The mortgage crisis, alert readers recall, has been rolling through the American economy for the past year, wreaking havoc in every conceivable direction. The seeds were planted in the past decade, as reckless lending institutions began giving out mortgages to people who couldn’t afford them and rigged them so that payments started low and ballooned down the road. Those bad mortgages were then packaged into debt securities that were sold to other financial institutions, which expected to collect as the mortgages were paid off. When the balloons started blowing up, institutions around the world found themselves holding billions of dollars in worthless paper.

As the chaos has spread, banks have stopped giving out new loans, leaving businesses short of cash, slowing down sales and putting workers out of work. All this while homeowners with bad mortgages are finding themselves foreclosed and homeless by the thousands. That number is expected to rise into the millions in the months ahead.
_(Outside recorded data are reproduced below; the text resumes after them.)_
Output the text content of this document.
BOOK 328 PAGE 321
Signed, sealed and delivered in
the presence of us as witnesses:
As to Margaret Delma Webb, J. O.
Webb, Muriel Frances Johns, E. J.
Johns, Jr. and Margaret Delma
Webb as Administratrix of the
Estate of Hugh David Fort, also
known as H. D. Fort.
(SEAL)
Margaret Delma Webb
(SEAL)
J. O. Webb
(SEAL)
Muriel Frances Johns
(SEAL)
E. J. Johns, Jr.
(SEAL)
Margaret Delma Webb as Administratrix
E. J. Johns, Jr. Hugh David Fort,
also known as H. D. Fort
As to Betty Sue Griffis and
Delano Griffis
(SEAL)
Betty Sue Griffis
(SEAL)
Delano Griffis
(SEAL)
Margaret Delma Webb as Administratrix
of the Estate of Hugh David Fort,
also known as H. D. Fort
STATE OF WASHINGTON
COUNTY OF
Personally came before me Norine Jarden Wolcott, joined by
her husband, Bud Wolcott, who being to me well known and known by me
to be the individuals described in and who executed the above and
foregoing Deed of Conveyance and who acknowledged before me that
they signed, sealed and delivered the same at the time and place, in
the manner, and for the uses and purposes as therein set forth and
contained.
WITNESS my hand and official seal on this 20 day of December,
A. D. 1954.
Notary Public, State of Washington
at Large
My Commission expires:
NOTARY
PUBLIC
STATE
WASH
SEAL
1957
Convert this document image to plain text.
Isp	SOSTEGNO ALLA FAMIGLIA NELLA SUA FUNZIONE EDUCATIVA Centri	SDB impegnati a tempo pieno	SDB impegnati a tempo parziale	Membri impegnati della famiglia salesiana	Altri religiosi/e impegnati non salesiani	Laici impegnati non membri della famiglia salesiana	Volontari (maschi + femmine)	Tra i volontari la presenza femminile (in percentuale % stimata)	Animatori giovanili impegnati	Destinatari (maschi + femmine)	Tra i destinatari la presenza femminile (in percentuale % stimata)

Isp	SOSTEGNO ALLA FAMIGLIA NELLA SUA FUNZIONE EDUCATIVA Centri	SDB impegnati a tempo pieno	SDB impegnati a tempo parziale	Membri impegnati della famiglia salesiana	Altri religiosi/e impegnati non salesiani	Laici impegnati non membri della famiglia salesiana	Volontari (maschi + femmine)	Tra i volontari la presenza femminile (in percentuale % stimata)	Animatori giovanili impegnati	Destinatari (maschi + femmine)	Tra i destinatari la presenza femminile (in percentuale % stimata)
Now there’s trouble in the skies, too. American Airlines, one of the nation’s largest, was forced to cancel hundreds of flights for several days running this month, stranding thousands of passengers, in order to check the wiring in some of its planes. The sudden inspections came just days after the Federal Aviation Administration was caught sleeping through safety inspections at Southwest Airlines and had to slap the firm with a $10 million fine. That occurred, in turn, the same week that four smaller airlines — ATA, Aloha, Skybus and Skyway — went under, so to speak.

To hear the pundits and politicians talk, the various disasters have nothing to do with one another. The failures of the small airlines are blamed on high oil prices. The faulty safety inspections at the bigger airlines are being pinned on inattention within the FAA. Fault for the mortgage crisis has been laid at the feet of everyone from unscrupulous lenders to overenthusiastic first-time homeowners to poor interest-rate planning by Alan Greenspan. There is, however, one common denominator: deregulation. For three decades, politicians and business leaders have been stripping away federal oversight of one industry after another, claiming they want to get government off our backs and free up the markets. Now the markets are doing what markets do — namely, fluctuating.

The idea of deregulation was to free up businesses to operate more nimbly and make more money, which they would use to create more businesses and more jobs. Operating more nimbly has meant quick growth and enormous instability. New airlines spring up and just as quickly go bust, leaving people stranded. To compete, airlines cut prices on some lines and raise them on others, continually cutting back on service and, it appears, even safety.

As for banks and finance companies, they’ve been freed up to develop pyramid schemes of every sort, destabilizing whole industries and ending the long-term security and good benefits that once characterized the American job market. And with depressing regularity the Ponzi schemes collapse, throwing the economy into chaos and costing taxpayers billions in bailouts.

The payoff has come in huge new profits for managers and big investors, much smaller payoffs for some, and yawning inequality for everybody else. When the crash comes, as it always does, it’s rarely the managers or speculators who end up with their furniture on the sidewalk.

Governments are instituted with the consent of the governed in order to protect us from danger and misfortune. They’re dismantled by fast-talking pickpockets. We should be more careful.